Nach diesen Maßgaben liegen ernstzunehmende Anhaltspunkte dafür vor, dass das Asylverfahren und die Aufnahmebedingungen in Kroatien systemische Schwachstellen aufweisen, die eine Gefahr einer unmenschlichen oder entwürdigenden Behandlung begründen könnten.

Das Verwaltungsgericht Braunschweig führt hierzu in seinem Urteil vom 24.05.2022 (- 2 A 46/22 -, juris Rn. 34 ff.) aus:

"Solche systemischen Schwachstellen im kroatischen Asylsystem bestehen darin, dass es in Kroatien seit Langem und in erheblichem Umfang zu gewaltsamen "Pushbacks", dem Abdrängen von Asylbewerbern über die kroatische EU-Außengrenze nach Serbien oder Bosnien-Herzegowina, kommt. [...]"

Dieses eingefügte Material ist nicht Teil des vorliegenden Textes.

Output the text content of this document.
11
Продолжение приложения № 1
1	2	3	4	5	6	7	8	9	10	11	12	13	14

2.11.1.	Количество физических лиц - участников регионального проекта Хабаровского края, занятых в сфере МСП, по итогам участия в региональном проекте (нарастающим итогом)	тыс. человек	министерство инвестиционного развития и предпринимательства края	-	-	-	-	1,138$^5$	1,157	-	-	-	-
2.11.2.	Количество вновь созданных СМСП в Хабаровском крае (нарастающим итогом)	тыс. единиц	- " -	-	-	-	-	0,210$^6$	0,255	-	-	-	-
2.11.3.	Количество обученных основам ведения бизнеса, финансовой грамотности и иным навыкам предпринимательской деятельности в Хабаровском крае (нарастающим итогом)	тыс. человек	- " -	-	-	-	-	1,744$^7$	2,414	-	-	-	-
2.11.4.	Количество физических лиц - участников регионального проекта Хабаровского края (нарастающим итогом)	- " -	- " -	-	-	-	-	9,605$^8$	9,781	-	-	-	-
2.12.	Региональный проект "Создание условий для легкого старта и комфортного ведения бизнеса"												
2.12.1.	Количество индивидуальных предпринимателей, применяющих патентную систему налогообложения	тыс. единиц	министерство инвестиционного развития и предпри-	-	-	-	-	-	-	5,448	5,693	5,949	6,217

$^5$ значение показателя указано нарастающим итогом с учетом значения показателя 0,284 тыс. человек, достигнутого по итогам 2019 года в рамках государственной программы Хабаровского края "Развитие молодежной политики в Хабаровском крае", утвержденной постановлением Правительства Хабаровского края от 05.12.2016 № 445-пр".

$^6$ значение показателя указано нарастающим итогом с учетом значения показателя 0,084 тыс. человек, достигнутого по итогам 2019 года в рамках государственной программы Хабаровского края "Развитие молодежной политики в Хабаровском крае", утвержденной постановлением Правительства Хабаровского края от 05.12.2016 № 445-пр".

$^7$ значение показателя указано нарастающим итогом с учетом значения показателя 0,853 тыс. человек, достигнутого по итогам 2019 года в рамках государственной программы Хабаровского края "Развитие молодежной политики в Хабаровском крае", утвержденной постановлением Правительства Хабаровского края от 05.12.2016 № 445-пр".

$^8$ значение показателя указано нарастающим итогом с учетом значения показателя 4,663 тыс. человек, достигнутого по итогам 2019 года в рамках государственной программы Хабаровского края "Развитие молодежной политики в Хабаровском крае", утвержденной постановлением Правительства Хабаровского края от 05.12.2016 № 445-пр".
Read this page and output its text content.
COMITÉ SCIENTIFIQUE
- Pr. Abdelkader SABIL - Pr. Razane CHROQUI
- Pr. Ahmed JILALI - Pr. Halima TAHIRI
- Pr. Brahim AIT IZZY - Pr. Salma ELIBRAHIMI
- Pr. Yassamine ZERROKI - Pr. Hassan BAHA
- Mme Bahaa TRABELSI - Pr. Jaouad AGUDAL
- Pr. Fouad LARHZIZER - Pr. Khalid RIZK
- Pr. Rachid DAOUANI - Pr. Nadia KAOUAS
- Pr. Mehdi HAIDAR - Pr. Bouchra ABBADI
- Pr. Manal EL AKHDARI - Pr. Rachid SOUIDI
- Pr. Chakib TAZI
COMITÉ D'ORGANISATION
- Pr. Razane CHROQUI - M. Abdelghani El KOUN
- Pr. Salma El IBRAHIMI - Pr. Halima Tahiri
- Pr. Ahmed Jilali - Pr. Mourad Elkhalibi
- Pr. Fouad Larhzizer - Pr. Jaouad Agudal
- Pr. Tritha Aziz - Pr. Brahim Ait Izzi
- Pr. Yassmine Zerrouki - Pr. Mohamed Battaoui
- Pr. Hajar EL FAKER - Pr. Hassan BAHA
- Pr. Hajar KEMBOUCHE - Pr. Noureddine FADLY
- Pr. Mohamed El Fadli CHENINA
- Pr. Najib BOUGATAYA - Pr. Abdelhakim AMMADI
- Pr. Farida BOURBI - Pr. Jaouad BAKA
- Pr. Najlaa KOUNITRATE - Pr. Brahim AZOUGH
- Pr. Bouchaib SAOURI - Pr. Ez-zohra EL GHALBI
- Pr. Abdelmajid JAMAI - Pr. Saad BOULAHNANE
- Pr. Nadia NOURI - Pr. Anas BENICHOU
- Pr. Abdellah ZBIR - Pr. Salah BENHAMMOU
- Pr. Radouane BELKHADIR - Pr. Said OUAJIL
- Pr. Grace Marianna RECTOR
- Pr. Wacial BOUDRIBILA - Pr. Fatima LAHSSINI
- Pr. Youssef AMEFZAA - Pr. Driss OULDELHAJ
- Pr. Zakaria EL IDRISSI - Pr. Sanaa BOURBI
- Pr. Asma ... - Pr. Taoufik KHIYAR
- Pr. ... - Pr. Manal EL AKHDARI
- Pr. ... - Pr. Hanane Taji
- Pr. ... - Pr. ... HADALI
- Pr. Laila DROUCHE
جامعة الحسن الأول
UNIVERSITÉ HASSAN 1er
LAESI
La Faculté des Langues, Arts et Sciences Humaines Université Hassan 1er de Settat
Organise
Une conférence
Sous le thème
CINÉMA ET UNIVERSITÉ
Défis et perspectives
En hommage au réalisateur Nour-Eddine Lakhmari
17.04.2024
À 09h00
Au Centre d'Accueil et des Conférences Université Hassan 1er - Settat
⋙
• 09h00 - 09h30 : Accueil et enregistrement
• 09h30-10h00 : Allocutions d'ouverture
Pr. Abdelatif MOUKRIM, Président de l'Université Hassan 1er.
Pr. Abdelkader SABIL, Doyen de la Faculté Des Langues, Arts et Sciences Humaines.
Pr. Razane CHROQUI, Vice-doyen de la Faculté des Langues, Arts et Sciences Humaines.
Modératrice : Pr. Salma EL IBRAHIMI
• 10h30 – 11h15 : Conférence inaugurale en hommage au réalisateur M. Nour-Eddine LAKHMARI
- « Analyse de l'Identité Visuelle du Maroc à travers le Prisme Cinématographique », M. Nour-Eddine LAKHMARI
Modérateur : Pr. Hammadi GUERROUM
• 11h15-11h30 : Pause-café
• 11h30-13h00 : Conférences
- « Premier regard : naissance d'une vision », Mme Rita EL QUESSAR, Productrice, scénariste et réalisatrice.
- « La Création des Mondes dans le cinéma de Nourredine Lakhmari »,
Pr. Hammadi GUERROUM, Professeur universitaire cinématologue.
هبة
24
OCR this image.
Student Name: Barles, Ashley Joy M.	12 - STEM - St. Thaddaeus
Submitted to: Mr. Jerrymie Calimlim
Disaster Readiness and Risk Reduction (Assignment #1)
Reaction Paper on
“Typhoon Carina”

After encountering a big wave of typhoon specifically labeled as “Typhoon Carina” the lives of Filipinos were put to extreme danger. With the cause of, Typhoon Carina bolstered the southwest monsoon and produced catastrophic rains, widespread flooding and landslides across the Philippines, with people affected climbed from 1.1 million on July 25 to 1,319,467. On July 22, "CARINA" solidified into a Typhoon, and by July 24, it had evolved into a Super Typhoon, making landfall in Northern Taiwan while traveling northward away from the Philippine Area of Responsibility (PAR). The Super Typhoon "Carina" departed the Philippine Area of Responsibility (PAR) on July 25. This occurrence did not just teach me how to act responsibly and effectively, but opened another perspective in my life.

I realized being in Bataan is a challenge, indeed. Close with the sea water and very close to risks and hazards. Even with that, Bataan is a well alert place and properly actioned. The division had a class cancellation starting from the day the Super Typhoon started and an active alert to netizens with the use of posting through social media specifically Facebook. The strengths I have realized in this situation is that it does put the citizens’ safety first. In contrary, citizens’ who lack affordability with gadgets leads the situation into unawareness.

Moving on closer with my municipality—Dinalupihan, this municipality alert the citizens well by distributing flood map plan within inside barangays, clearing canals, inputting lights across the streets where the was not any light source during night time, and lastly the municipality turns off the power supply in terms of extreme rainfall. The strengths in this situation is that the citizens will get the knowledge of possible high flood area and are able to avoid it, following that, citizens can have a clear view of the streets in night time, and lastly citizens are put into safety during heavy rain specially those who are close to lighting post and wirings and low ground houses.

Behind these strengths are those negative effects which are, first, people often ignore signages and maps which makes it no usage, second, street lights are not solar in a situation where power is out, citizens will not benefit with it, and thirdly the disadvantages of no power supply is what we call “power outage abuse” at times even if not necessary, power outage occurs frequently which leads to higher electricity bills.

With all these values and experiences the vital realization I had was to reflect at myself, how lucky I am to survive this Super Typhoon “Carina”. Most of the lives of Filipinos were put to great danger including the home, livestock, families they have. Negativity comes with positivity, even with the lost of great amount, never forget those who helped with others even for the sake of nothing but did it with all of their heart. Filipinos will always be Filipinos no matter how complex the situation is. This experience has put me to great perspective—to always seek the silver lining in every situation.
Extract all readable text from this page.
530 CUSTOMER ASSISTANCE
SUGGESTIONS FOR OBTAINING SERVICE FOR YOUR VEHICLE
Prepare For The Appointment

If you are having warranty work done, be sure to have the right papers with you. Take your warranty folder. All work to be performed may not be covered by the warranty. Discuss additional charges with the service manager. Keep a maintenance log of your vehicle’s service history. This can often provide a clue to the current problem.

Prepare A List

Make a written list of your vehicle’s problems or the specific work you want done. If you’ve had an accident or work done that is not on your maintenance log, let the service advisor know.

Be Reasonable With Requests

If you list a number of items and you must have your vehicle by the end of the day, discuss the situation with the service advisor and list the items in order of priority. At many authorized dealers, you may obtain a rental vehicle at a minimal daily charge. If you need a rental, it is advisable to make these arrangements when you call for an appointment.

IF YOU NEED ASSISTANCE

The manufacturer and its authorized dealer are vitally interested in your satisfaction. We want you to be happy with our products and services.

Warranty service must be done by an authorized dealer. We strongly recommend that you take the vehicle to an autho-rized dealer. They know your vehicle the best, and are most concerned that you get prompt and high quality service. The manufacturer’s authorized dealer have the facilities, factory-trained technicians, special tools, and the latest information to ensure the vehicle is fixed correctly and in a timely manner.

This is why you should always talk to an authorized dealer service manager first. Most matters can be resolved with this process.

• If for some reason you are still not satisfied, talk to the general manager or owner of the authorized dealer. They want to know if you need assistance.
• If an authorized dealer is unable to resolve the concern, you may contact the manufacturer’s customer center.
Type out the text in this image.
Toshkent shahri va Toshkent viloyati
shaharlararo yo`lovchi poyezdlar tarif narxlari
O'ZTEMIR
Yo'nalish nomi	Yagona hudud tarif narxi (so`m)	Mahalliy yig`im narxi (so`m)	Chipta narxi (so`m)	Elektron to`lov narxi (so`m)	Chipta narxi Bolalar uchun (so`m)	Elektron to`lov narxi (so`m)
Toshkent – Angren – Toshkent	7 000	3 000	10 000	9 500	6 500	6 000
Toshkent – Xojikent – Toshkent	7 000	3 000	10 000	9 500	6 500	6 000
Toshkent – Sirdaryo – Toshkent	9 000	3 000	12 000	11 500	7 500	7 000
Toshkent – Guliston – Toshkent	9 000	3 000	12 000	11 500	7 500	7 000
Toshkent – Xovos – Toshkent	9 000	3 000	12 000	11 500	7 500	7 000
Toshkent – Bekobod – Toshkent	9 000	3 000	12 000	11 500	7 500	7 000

Diesen Ausführungen schließt sich die Einzelrichterin vollumfänglich an.

Da der Überstellung somit rechtliche Gründe entgegenstehen und die Klage in der Hauptsache voraussichtlich erfolgreich sein wird, überwiegt das Interesse der Antragsteller an der Aussetzung der sofortigen Vollziehung das öffentliche Vollzugsinteresse, weshalb dem Antrag stattzugeben war. [...]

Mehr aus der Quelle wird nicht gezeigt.